There are certainly many “unforced errors” that attorneys and accident victims make as well, that can cost tens or hundreds of thousands of dollars from an injury settlement.

For example, beware the client who commits what can be “deadly” mistakes in car accident lawsuits:

  • Who fails to treat or stops treating, despite doctor’s orders of medical necessity of care.
  • Who gives inaccurate medical history or fails to mention prior auto accidents or injuries.
  • Who uses social media.
  • Who is not prepared by her attorney for an independent medical examination or discovery deposition.
  • Who is not properly filling out auto No Fault forms, such as for lost wages, replacement services,  or attendant care.
  • Who gets “caught”  on surveillance while claiming a disability.

Here are a few other things I plan to cover during my seminar talk:

  • Lessons from the Allstate “MIST” wars of the 1990s, and what personal injury attorneys can do to increase the value of auto accident settlements in the age of “Colossus.”
  • The real value of low-impact, soft tissue car accident cases.
  • How to make your client likeable, credible and worthy of help from a jury.
  • Proving other injuries such as fatigue, chronic pain syndrome and traumatic brain injury.
  • The importance of communicating with your clients to prevent unnecessary and costly errors and plug holes and red flags that insurance defense attorneys will seize upon.

And a little more about the conference:  The AAJ’s annual Jazz Fest Seminar provides attorneys with the latest courtroom litigation strategies for representing victims of motor vehicle and trucking collisions. New to the agenda this year is bus collisions. A faculty of experienced trial lawyers and consultants will offer advanced tools and tactics for your next case.
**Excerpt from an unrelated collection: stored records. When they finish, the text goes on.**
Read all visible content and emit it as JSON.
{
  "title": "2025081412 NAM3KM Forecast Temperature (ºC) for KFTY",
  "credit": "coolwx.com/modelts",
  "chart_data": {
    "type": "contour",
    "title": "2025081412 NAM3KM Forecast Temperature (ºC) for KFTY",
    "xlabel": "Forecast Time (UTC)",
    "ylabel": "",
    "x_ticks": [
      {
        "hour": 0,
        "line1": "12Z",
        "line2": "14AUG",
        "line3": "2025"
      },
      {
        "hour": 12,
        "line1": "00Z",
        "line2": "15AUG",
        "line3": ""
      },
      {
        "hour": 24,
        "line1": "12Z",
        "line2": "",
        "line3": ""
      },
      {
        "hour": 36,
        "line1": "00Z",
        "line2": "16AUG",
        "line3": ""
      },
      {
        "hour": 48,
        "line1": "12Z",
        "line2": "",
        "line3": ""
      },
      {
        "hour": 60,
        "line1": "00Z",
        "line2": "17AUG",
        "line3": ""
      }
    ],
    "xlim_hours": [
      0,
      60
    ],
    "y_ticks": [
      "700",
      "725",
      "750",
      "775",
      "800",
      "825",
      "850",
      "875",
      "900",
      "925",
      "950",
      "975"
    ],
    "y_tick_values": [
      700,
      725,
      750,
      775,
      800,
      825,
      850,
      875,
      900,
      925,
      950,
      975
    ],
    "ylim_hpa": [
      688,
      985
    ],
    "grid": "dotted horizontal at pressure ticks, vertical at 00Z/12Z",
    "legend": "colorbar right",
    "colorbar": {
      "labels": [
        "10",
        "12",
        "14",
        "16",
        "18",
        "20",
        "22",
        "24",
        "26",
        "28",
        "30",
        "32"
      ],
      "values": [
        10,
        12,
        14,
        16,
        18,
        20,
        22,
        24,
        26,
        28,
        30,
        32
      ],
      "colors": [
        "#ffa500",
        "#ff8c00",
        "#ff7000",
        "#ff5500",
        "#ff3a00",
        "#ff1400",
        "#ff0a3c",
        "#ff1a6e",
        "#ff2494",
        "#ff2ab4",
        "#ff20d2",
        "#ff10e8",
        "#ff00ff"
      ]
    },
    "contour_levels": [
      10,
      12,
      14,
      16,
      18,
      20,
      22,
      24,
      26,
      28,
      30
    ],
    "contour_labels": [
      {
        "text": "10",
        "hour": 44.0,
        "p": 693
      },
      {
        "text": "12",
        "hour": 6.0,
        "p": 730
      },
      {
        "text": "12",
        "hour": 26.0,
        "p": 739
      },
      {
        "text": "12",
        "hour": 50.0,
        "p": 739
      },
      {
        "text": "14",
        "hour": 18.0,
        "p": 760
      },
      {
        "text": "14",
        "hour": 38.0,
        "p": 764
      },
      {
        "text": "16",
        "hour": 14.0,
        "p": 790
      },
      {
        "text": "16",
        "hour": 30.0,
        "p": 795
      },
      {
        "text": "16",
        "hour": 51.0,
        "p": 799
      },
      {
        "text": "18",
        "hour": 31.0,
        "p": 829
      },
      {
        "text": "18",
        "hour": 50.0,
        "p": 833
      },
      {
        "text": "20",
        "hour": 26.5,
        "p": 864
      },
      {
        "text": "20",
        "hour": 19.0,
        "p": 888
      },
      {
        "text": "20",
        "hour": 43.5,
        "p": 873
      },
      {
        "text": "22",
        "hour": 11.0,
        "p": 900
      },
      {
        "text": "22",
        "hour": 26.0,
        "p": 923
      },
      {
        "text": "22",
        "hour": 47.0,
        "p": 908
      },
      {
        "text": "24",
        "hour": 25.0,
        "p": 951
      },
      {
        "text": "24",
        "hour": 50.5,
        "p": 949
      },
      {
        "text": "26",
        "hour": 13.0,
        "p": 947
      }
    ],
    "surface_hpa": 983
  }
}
The American Association for Justice is the nation’s largest association of advocates serving the needs of personal injury victims, with more than 50,000 lawyer members. I’m an Executive Board Member and will be Chair-elect of the AAJ Traumatic Brain Injury Group, and a Past-President of the AAJ Truck Accident Litigation Group. Last month, I presented a national AAJ Webinar on “Proving Damages in Motor Vehicle Accident Cases.”